Supreme Court Chief Justice John Roberts and Associate Justices Elena Kagan, Neil Gorsuch, and Brett Kavanaugh before the State of the Union address on February 4, 2020 in Washington, D.C. (Photo by Leah Millis-Pool/Getty Images)

It’s safe to assume that a book referring to The Dispatch’s Jonah Goldberg as a “right-wing pop historian” is not worth taking seriously. Anyone looking to confirm that assumption can simply read Michael Waldman’s The Supermajority: How the Supreme Court Divided America.

Waldman—the president and CEO of the Brennan Center for Justice and a professor at NYU School of Law—paints legal conservatism as a grand anti-democratic conspiracy. He describes the Federalist Society as a “real deal” plot against democracy and portrays the court’s current Republican-appointed majority as partisan hacks and sellouts dressed up in robes. (“Dobbs and Bruen were for the Republican Party voters; West Virginia v. EPA was for the paying customers.”) 

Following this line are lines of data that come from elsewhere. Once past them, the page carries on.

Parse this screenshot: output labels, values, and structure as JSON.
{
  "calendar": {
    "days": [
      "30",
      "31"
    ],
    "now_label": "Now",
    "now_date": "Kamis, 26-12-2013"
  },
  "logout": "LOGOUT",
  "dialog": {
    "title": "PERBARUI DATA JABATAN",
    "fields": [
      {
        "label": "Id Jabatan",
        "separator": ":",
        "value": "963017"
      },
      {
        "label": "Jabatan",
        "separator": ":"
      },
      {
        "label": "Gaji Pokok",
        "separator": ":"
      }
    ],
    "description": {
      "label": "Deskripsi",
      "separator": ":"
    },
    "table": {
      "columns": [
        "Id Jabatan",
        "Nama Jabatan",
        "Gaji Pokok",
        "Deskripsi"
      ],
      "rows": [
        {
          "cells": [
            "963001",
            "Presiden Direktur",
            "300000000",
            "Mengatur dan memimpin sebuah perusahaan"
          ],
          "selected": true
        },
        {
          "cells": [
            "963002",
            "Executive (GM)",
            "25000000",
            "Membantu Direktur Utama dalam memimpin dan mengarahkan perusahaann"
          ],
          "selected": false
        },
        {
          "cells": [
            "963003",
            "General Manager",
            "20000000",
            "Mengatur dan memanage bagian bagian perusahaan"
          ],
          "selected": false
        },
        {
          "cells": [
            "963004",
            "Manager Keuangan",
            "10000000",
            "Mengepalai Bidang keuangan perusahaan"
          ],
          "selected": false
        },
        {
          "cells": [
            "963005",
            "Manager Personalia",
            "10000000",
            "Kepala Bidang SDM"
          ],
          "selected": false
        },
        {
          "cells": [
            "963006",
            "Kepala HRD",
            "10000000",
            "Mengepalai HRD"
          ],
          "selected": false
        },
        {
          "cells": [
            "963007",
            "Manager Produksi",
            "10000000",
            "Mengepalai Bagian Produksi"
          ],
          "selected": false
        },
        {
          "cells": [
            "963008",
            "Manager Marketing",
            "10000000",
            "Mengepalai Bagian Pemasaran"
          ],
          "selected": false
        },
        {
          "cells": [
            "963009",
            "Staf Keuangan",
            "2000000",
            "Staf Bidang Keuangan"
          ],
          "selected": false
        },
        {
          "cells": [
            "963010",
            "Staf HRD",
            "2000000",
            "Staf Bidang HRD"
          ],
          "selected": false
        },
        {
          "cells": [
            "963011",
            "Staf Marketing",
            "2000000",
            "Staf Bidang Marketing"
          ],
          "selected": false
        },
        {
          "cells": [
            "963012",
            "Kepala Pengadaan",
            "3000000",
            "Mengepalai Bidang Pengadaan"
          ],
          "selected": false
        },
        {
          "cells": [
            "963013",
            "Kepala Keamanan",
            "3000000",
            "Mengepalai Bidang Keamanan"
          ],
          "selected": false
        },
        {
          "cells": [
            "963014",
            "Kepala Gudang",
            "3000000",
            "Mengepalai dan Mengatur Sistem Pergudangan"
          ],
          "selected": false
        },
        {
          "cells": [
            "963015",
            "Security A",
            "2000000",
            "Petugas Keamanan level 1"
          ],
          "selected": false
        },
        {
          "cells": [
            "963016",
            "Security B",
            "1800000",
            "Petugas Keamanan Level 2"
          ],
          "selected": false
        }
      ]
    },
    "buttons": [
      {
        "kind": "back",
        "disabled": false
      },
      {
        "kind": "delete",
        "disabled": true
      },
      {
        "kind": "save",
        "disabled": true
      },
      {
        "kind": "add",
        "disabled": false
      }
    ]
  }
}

The overcharged rhetoric in The Supermajority could be forgiven if Waldman fleshed out substantive disagreements with conservative jurisprudence. But that wouldn’t feed the “illegitimacy” narrative in vogue among certain think pieces, nor prove the existence of a deep state-like cabal of extreme right-wing justices. Instead, Waldman doubles down on left-wing conspiratorial claims reminiscent of right-wing ones that sought to overturn a presidential election in 2020. It’s just this time they’re directed at the integrity of Article III instead of Article II.

Waldman wanders across a lot of ground in The Supermajority. In surveying the history of American “court fights,” he recounts the sparse debates about the power of the Supreme Court in the Constitutional Convention of 1787; the infamous Dred Scott decision by Chief Justice Roger Taney; the judicial overreach during the Lochner-era in the early 1900s; FDR’s failed court-packing plan; and the activism of the Warren Court in the 1950s and ’60s. While he acknowledges that the Warren Court grew “unmoored” and even criticizes the subsequent Burger Court for its “hubris,” Waldman’s main goal is to emphasize the novel dangers posed by the conservative Roberts Court.